Break Clauses – Tenants Beware!!!

A tenant break clause allows a tenant to terminate their lease early and give them the flexibility to react to market conditions and changing needs, such as downsizing, upsizing or moving when premises have become unaffordable or over-rented. Consequently, it has become relatively commonplace for tenants to negotiate the inclusion of such break clauses when negotiating new leases.

However, break clauses are rarely straight forward and it is not uncommon for a break clause to be subject to certain conditions for the tenant to adhere to and therefore, it is always advisable for a tenant to pay close attention to all requirements of the clause and to follow those requirements with due care and attention.

Common clauses include “service of notice within a given timescale”, “payment of all sums due” (including rent, service charge and insurance) and “compliance with tenant covenants” (including repairing covenants).

It has also been relatively commonplace for such conditions to be complied with and met “at the effective break date”. However, just to complicate matters further, it is now apparent that tenants may need to pay even closer attention to the wording of a break clause to establish when such conditions may apply.
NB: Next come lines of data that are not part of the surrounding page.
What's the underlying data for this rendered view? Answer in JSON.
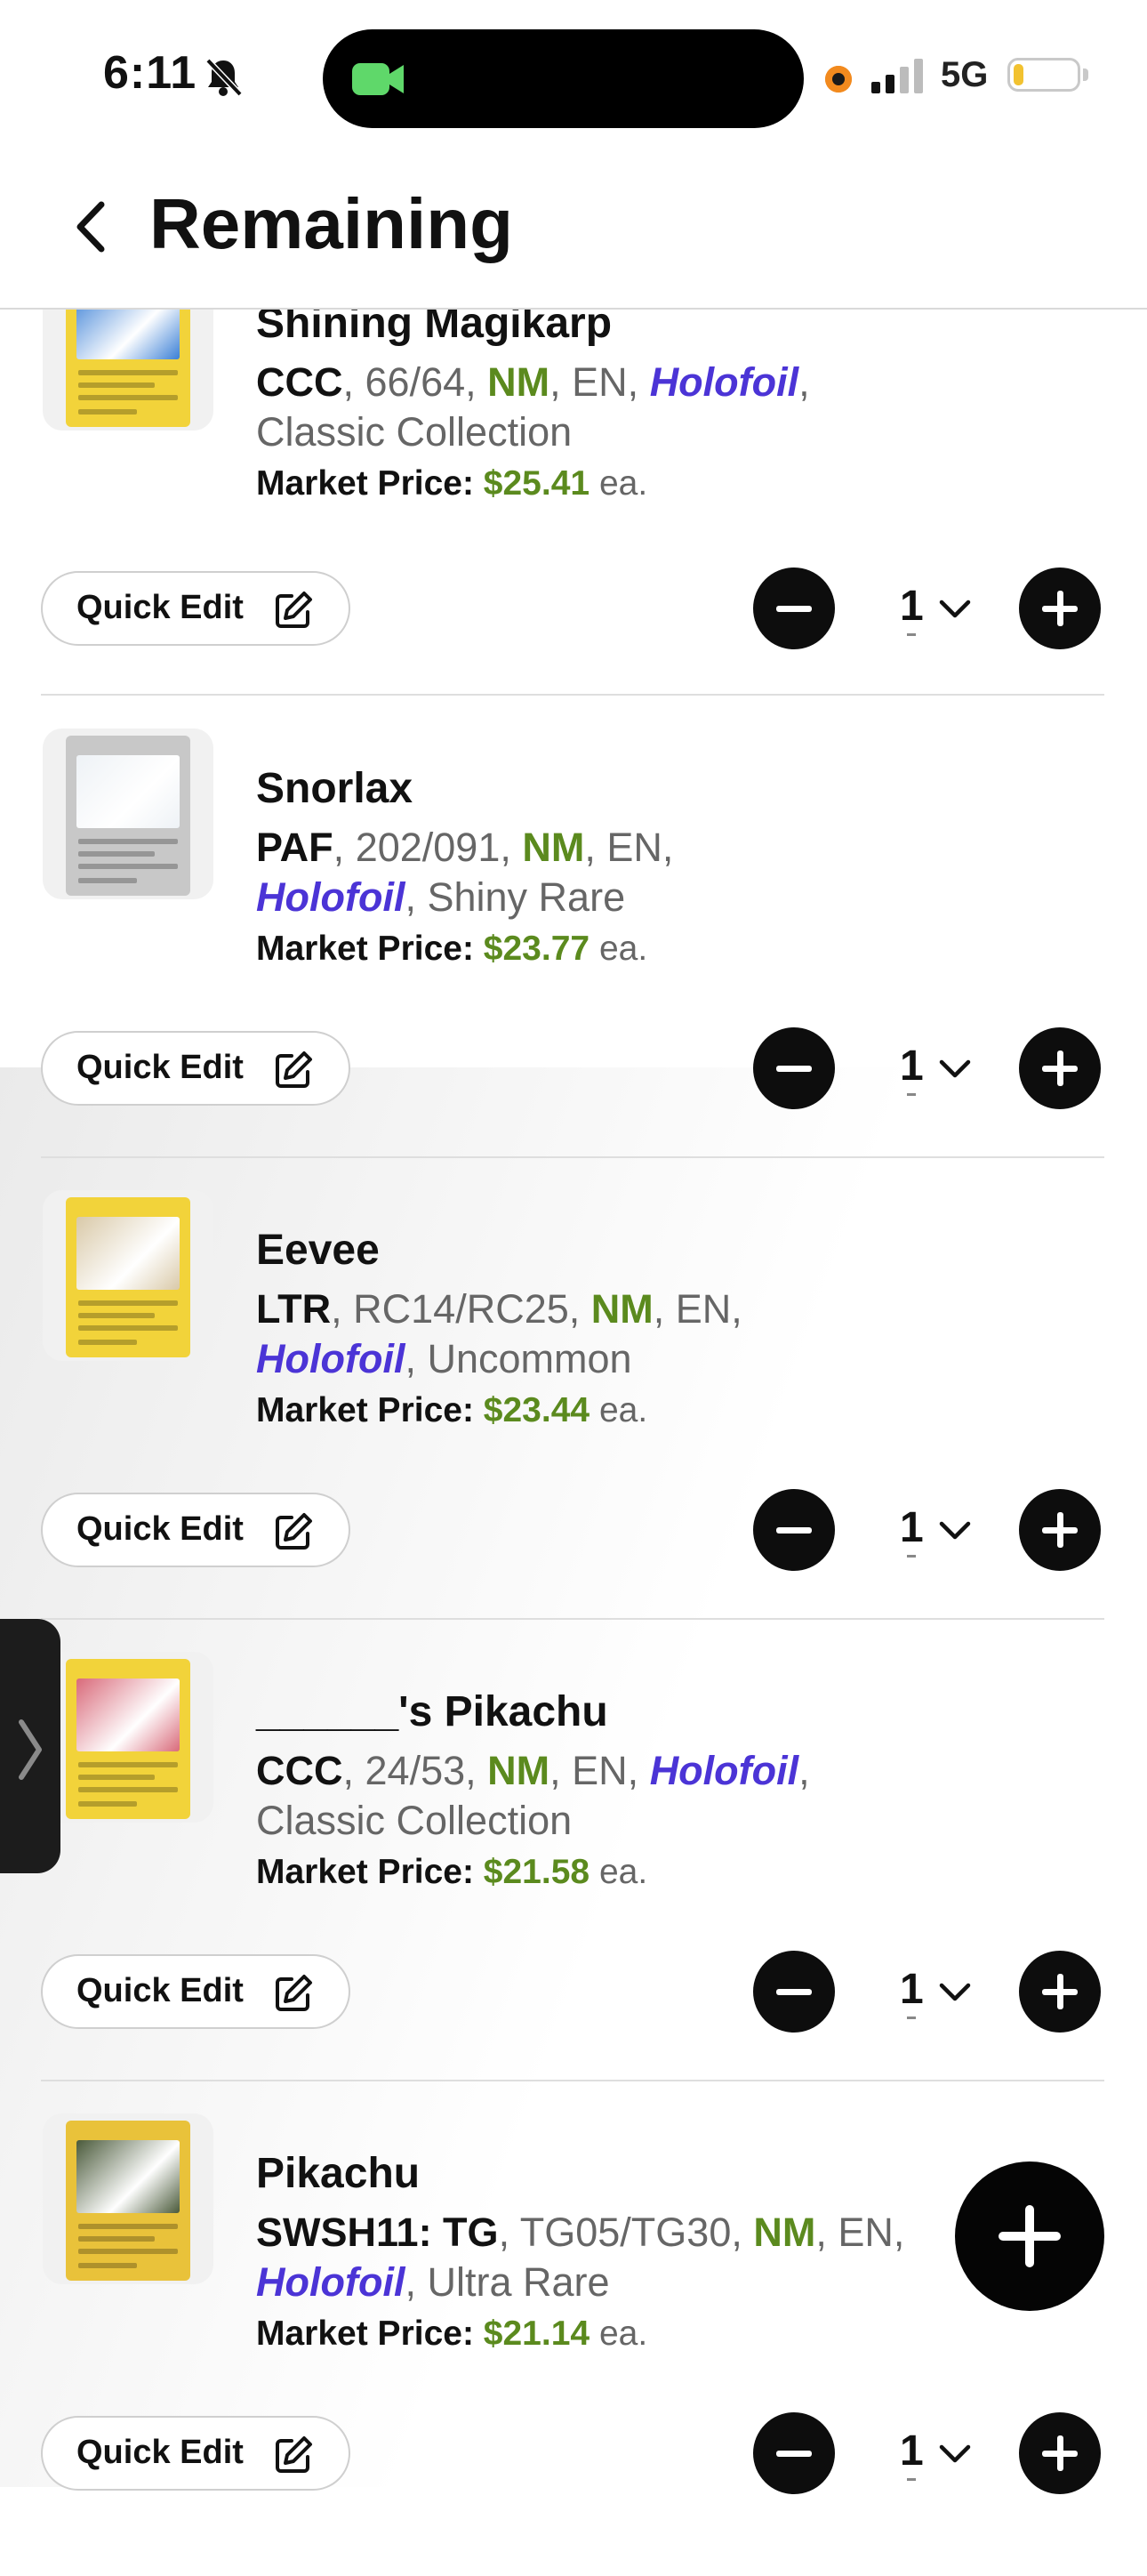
{
  "status_bar": {
    "time": "6:11",
    "network": "5G",
    "battery_level": 0.15
  },
  "header": {
    "title": "Remaining"
  },
  "items": [
    {
      "name": "Shining Magikarp",
      "set_code": "CCC",
      "number": "66/64",
      "condition": "NM",
      "language": "EN",
      "finish": "Holofoil",
      "rarity": "Classic Collection",
      "price_label": "Market Price:",
      "price": "$25.41",
      "price_suffix": "ea.",
      "quantity": "1",
      "quick_edit": "Quick Edit",
      "card_colors": [
        "#f2d33a",
        "#3a7fd6"
      ]
    },
    {
      "name": "Snorlax",
      "set_code": "PAF",
      "number": "202/091",
      "condition": "NM",
      "language": "EN",
      "finish": "Holofoil",
      "rarity": "Shiny Rare",
      "price_label": "Market Price:",
      "price": "$23.77",
      "price_suffix": "ea.",
      "quantity": "1",
      "quick_edit": "Quick Edit",
      "card_colors": [
        "#c8c8c8",
        "#eef2f6"
      ]
    },
    {
      "name": "Eevee",
      "set_code": "LTR",
      "number": "RC14/RC25",
      "condition": "NM",
      "language": "EN",
      "finish": "Holofoil",
      "rarity": "Uncommon",
      "price_label": "Market Price:",
      "price": "$23.44",
      "price_suffix": "ea.",
      "quantity": "1",
      "quick_edit": "Quick Edit",
      "card_colors": [
        "#f2d33a",
        "#d9c9a8"
      ]
    },
    {
      "name": "______'s Pikachu",
      "set_code": "CCC",
      "number": "24/53",
      "condition": "NM",
      "language": "EN",
      "finish": "Holofoil",
      "rarity": "Classic Collection",
      "price_label": "Market Price:",
      "price": "$21.58",
      "price_suffix": "ea.",
      "quantity": "1",
      "quick_edit": "Quick Edit",
      "card_colors": [
        "#f2d33a",
        "#d96a7a"
      ]
    },
    {
      "name": "Pikachu",
      "set_code": "SWSH11: TG",
      "number": "TG05/TG30",
      "condition": "NM",
      "language": "EN",
      "finish": "Holofoil",
      "rarity": "Ultra Rare",
      "price_label": "Market Price:",
      "price": "$21.14",
      "price_suffix": "ea.",
      "quantity": "1",
      "quick_edit": "Quick Edit",
      "card_colors": [
        "#e9c23a",
        "#4a5a3a"
      ]
    }
  ],
  "fab": {
    "icon": "plus-icon"
  },
  "side_handle": {
    "icon": "chevron-right-icon"
  },
  "colors": {
    "condition": "#5b8a1e",
    "finish": "#4b34d6",
    "price": "#5b8a1e"
  }
}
This has been highlighted in the recent case of Siemens Hearing Instruments Ltd v Friends Life Ltd 2014) EWCA Civ382; (2014) PLSCS 136 as depending on the wording of a break clause, such conditions may also apply at the date of the service of notice as well as the break date.

In this particular case the tenant held two leases, both expiring in 2023, which included break clauses that enabled the tenant to bring them to an end in May 2013. The break clauses required the tenant to serve 12 months’ notice and stipulated that the tenant should not be in breach of any of its obligations “at the date of service of such notice and/or the termination date”. The tenant served its break notice, but the landlord continued to demand rent after the break date, claiming that the lease remained in force, because the tenant was in breach of its repairing obligations when the break notices were served.

The tenant admitted that it had not fully performed its repairing obligation on the date of service of the notices, but argued that they had subsequently put the premises in to proper repair by the effective break date and consequently the lease should terminate at the break date when there was no default of any kind. However, the Court agreed with the landlord’s argument that the condition in the break clause was included to enable the landlord to market the premises in proper repair during the 12 month notice period and hence the leases should remain effective and the tenant should remain liable for the remainder of the lease term.

This case not only highlights the importance for tenants to pay close attention to the wording of a break clause when seeking to exercise such an option, but it also highlights the risk of accepting such conditions! So tenants - BEWARE!!!

Landlords and tenants should seek professional advice on the terms and possible consequences of break clauses.